Your very important Maximum-out-of-Pocket (MOOP) may be increasing! The maximum MOOP for Medicare Advantage plans for 2017 remains at $6,700 annually, not including Medicare Part D costs.

Your Medicare Advantage or PDP plan may move drugs to different tiers so the copays change.

The plan may alter its formulary (the list of drugs it covers) by dropping some drugs or adding others.  They can also do this at any time during the year.

For other changes, the plan must send you details in an ANOC.

The Takeaway:

The Annual Notice of Change (ANOC) is a document listing any changes in plan coverage, service area, or costs that will go into effect the following January.
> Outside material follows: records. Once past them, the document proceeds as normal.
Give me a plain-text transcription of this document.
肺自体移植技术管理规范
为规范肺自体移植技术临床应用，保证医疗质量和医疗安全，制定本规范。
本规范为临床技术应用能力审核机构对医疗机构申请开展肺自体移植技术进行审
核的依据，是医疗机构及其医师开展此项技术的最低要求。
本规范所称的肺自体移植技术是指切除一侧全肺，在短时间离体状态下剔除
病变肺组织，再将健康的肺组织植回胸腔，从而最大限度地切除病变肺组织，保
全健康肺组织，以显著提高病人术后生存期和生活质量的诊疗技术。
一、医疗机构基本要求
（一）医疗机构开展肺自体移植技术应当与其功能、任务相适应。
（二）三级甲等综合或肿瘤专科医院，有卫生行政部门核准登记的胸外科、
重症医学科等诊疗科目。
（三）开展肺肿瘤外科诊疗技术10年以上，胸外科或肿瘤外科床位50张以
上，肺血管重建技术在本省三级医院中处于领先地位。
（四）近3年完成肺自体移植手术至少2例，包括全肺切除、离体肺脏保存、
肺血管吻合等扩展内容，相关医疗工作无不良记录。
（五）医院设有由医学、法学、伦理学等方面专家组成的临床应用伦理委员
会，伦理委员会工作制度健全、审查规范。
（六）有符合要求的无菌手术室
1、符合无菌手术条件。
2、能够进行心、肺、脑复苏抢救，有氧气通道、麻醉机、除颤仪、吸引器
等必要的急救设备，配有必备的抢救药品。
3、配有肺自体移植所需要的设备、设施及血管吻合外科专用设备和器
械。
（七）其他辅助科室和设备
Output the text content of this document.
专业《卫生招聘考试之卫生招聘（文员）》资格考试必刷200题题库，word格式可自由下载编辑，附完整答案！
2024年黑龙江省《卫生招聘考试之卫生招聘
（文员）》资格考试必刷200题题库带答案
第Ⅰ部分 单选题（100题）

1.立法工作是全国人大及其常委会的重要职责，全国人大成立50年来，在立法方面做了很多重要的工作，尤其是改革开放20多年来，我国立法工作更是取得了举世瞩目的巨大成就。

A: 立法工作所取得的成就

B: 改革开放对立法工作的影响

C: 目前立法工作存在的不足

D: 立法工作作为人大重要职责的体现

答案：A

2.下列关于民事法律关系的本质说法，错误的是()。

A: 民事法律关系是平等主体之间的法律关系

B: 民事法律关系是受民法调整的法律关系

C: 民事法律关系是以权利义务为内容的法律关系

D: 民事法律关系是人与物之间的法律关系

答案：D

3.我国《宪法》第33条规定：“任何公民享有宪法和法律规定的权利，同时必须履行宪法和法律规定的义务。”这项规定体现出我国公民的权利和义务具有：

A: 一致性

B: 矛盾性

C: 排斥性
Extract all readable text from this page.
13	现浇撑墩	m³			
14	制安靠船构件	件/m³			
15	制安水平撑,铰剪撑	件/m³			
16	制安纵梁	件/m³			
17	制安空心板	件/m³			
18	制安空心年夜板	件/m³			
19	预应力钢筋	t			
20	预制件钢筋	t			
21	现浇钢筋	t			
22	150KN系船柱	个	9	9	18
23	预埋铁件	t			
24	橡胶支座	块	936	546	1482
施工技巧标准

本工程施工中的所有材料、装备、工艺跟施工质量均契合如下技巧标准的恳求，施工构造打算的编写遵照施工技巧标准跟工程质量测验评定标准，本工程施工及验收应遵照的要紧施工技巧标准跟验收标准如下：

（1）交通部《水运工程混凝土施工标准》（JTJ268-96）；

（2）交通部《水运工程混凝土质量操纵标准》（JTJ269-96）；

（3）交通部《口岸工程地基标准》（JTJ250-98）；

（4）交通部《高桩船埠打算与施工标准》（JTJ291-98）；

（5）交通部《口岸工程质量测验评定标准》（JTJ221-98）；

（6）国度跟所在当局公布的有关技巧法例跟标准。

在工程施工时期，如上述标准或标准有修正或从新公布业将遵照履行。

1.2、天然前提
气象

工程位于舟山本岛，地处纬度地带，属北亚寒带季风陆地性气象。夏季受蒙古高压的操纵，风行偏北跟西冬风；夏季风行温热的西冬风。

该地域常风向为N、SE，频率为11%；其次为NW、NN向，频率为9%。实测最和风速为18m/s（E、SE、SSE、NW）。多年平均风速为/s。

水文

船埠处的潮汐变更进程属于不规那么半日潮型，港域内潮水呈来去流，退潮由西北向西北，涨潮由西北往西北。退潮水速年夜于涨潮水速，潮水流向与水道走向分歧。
All Medicare plans are required to send this to plan members by September 30, or 15 days before the start of the Annual Election Period.

You should review at least the Summary of Changes in your ANOC Annual Notice of Change especially if you’re worried about whether or not your medications are still included in the plan’s drug formulary (the list of prescription drugs covered by the plan). If a drug you take is no longer covered, you may want to consider switching to a different Medicare prescription drug plan.

If you have a Medicare Advantage plan and notice your out of pocket costs going up, it’s a good idea to shop and compare your current coverage against other Medicare Advantage plans during the Annual Election Period. 

If you haven’t received the Annual Notice of Change by the end of September, you should contact your Medicare plan to request it.

Remember to read your ANOC (or, at least some of it)!  If you miss making a new plan choice during the AEP, you’re basically locked in for the next year, unless you qualify for a Special Election Period (which you shouldn’t count on).